I nod back, pursing my lips.

Soon we are both paying and gathering our bags.

"Be safe." she says. "Nice meeting you."

'Thanks, nice meeting you too." I respond as we squeeze our way out of the crowded bar, toward the line at gate A3, regardless of whether it's going to Chicago or Dallas.

Friday, October 10, 2008

A fitting poetic interlude

A poem by Naomi Shihab Nye.  Fits!  Doncha think?

Gate 4-A

    "This is the world I want to live in.

    The shared world."

Wandering around the Albuquerque Airport Terminal, after learning my flight had been detained four hours, I heard an announcement: "If anyone in the vicinity of Gate 4-A understands any Arabic, please come to the gate immediately."  Well - one pauses these days. Gate 4-A was my own gate. I went there. An older woman in full traditional Palestinian embroidered dress, just like my grandma wore, was crumpled to the floor, wailing loudly. "Help," said the Flight Service Person. "Talk to her. What is her problem?  We told her the flight was going to be late and she did this."  I stooped to put my arm around the woman and spoke to her haltingly. "Shu dow-a, Shu-bid-uck Habibti? Stani schway, Min fadlick, Shu-bit-se-wee?" The minute she heard any words she knew, however poorly used, she stopped crying. She thought the flight had been cancelled entirely. She needed to be in El Paso for major medical treatment the next day. I said, "You're fine, you'll get there, who is picking you up? Let's call him." We called her son and I spoke with him in English. I told him I would stay with his mother till we got on the plane and would ride next to her - Southwest.

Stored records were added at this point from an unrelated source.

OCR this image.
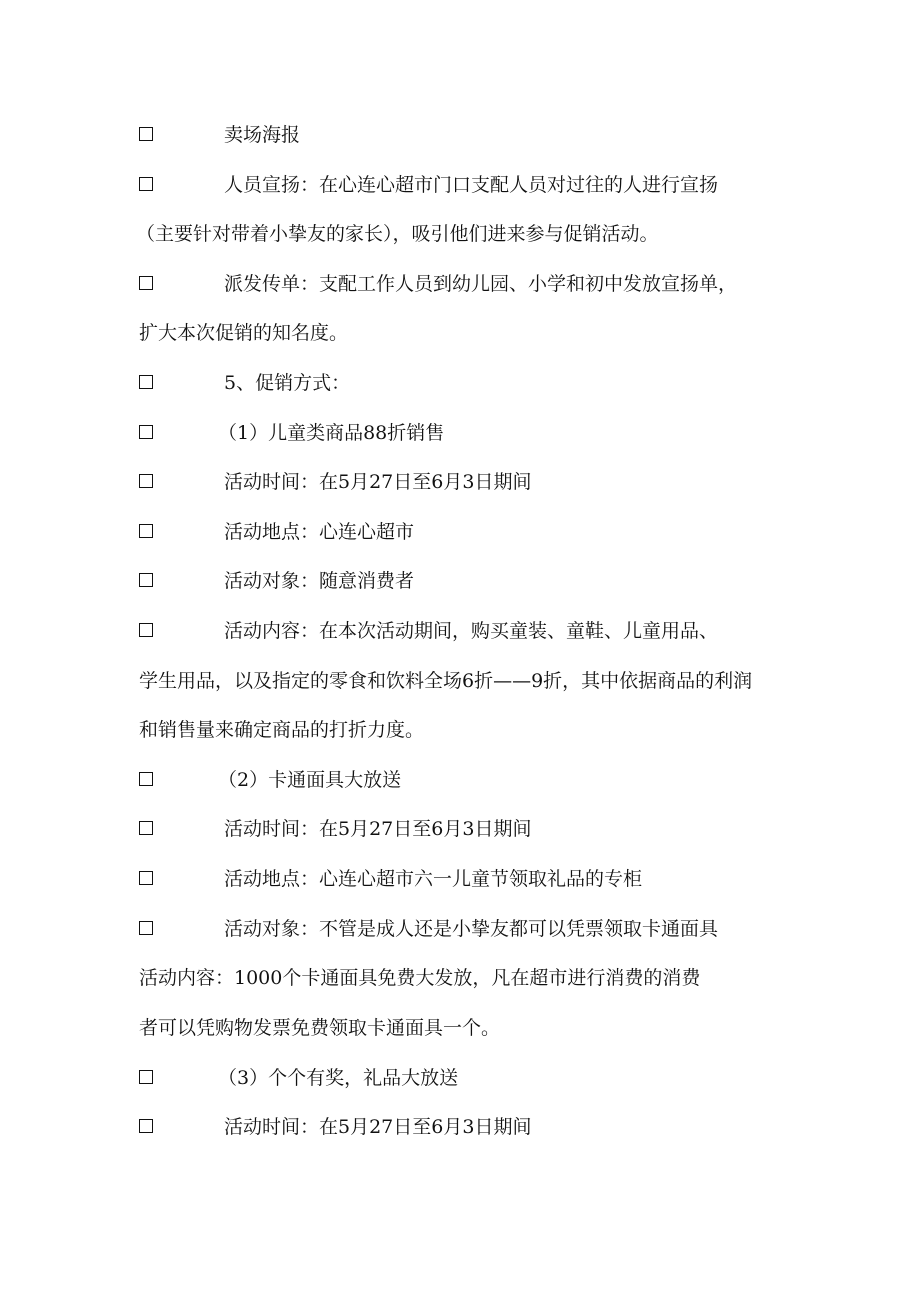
卖场海报
人员宣扬：在心连心超市门口支配人员对过往的人进行宣扬
（主要针对带着小挚友的家长），吸引他们进来参与促销活动。
派发传单：支配工作人员到幼儿园、小学和初中发放宣扬单，
扩大本次促销的知名度。
5、促销方式：
（1）儿童类商品88折销售
活动时间：在5月27日至6月3日期间
活动地点：心连心超市
活动对象：随意消费者
活动内容：在本次活动期间，购买童装、童鞋、儿童用品、
学生用品，以及指定的零食和饮料全场6折——9折，其中依据商品的利润
和销售量来确定商品的打折力度。
（2）卡通面具大放送
活动时间：在5月27日至6月3日期间
活动地点：心连心超市六一儿童节领取礼品的专柜
活动对象：不管是成人还是小挚友都可以凭票领取卡通面具
活动内容：1000个卡通面具免费大发放，凡在超市进行消费的消费
者可以凭购物发票免费领取卡通面具一个。
（3）个个有奖，礼品大放送
活动时间：在5月27日至6月3日期间
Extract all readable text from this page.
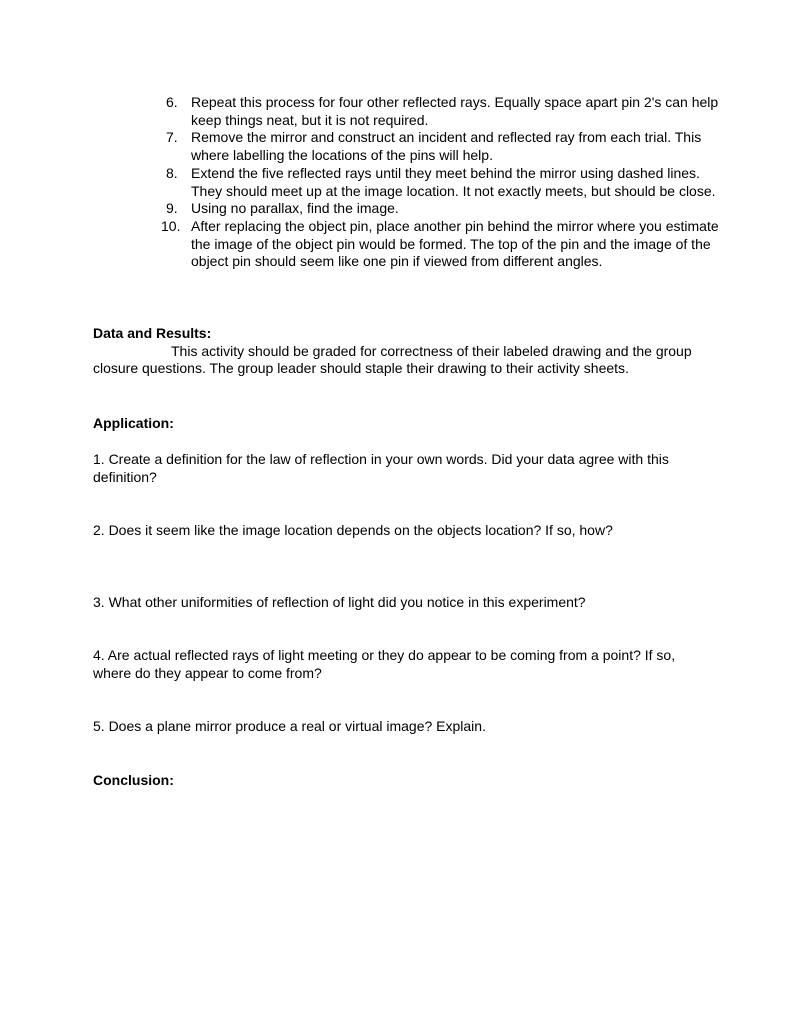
6. Repeat this process for four other reflected rays. Equally space apart pin 2's can help keep things neat, but it is not required.
7. Remove the mirror and construct an incident and reflected ray from each trial. This where labelling the locations of the pins will help.
8. Extend the five reflected rays until they meet behind the mirror using dashed lines. They should meet up at the image location. It not exactly meets, but should be close.
9. Using no parallax, find the image.
10. After replacing the object pin, place another pin behind the mirror where you estimate the image of the object pin would be formed. The top of the pin and the image of the object pin should seem like one pin if viewed from different angles.
Data and Results:
This activity should be graded for correctness of their labeled drawing and the group closure questions. The group leader should staple their drawing to their activity sheets.
Application:
1. Create a definition for the law of reflection in your own words. Did your data agree with this definition?
2. Does it seem like the image location depends on the objects location? If so, how?
3. What other uniformities of reflection of light did you notice in this experiment?
4. Are actual reflected rays of light meeting or they do appear to be coming from a point? If so, where do they appear to come from?
5. Does a plane mirror produce a real or virtual image? Explain.
Conclusion:
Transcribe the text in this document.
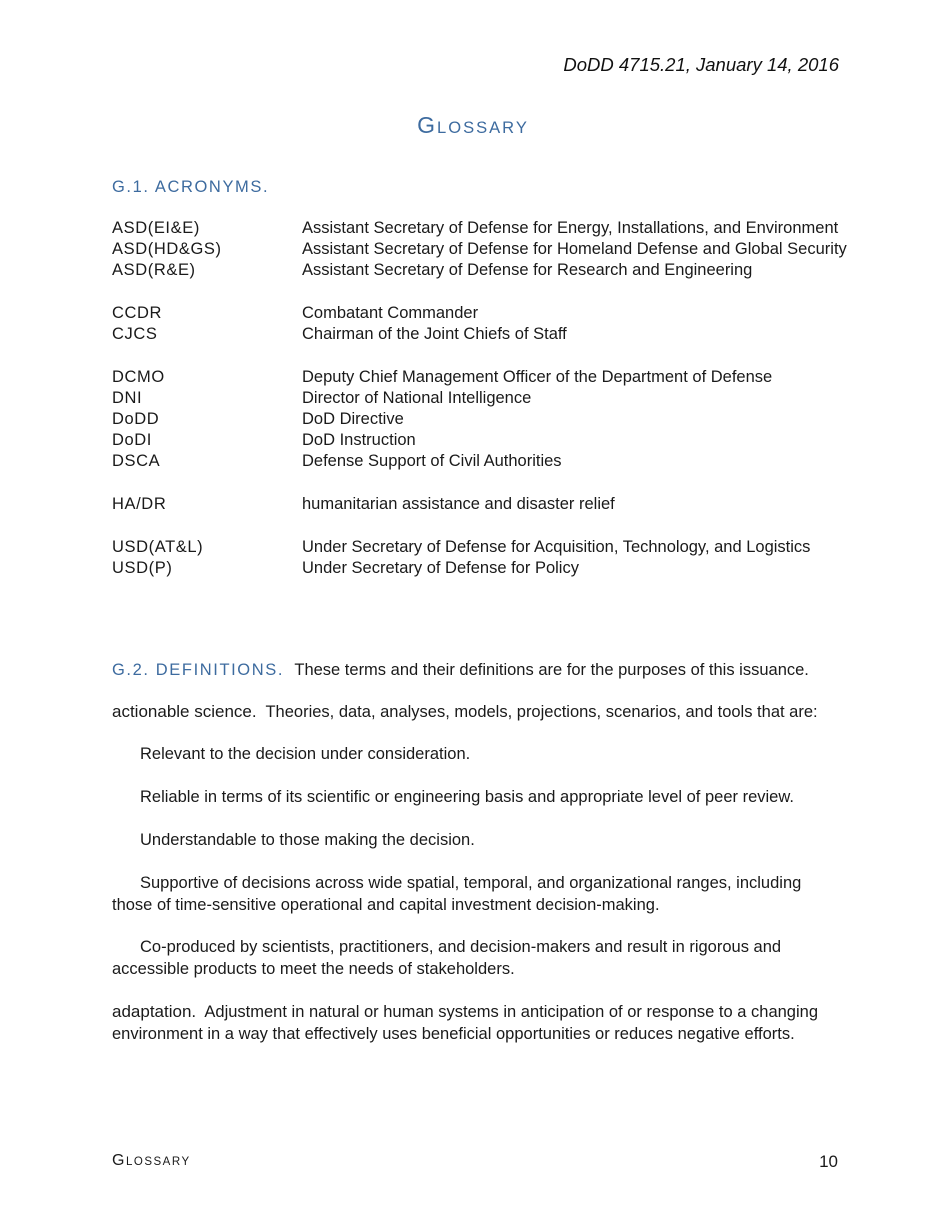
DoDD 4715.21, January 14, 2016
GLOSSARY
G.1. ACRONYMS.
ASD(EI&E)	Assistant Secretary of Defense for Energy, Installations, and Environment
ASD(HD&GS)	Assistant Secretary of Defense for Homeland Defense and Global Security
ASD(R&E)	Assistant Secretary of Defense for Research and Engineering
CCDR	Combatant Commander
CJCS	Chairman of the Joint Chiefs of Staff
DCMO	Deputy Chief Management Officer of the Department of Defense
DNI	Director of National Intelligence
DoDD	DoD Directive
DoDI	DoD Instruction
DSCA	Defense Support of Civil Authorities
HA/DR	humanitarian assistance and disaster relief
USD(AT&L)	Under Secretary of Defense for Acquisition, Technology, and Logistics
USD(P)	Under Secretary of Defense for Policy
G.2. DEFINITIONS. These terms and their definitions are for the purposes of this issuance.
actionable science. Theories, data, analyses, models, projections, scenarios, and tools that are:
Relevant to the decision under consideration.
Reliable in terms of its scientific or engineering basis and appropriate level of peer review.
Understandable to those making the decision.
Supportive of decisions across wide spatial, temporal, and organizational ranges, including those of time-sensitive operational and capital investment decision-making.
Co-produced by scientists, practitioners, and decision-makers and result in rigorous and accessible products to meet the needs of stakeholders.
adaptation. Adjustment in natural or human systems in anticipation of or response to a changing environment in a way that effectively uses beneficial opportunities or reduces negative efforts.
GLOSSARY	10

She talked to him. Then we called her other sons just for fun. Then we called my dad and he and she spoke for a while in Arabic and found out of course they had ten shared friends.  Then I thought just for the heck of it why not call some Palestinian poets I know and let them chat with her? This all took up about two hours. She was laughing a lot by then. Telling about her life, patting my knee, answering questions.  She had pulled a sack of homemade mamool cookies - little powdered sugar crumbly mounds stuffed with dates and nuts - out of her bag - and was offering them to all the women at the gate.  To my amazement, not a single woman declined one. It was like a sacrament. The traveler fromArgentina, the mom from California, the lovely woman from Laredo - we were all covered with the same powdered sugar. And smiling. There is no better cookie. And then the airline broke out the free beverages from huge coolers and two little girls from our flight ran around serving us all apple juice and they were covered with powdered sugar too. And I noticed my new best friend - by now we were holding hands - had a potted plant poking out of her bag, some medicinal thing, with green furry leaves. Such an old country traveling tradition. Always carry a plant. Always stay rooted to somewhere. And I looked around that gate of late and weary ones and thought, this is the world I want to live in.  The shared world. Not a single person in this gate - once the crying of confusion stopped - seemed apprehensive about any other person. They took the cookies. I wanted to hug all those other women too. This can still happen anywhere. Not everything is lost.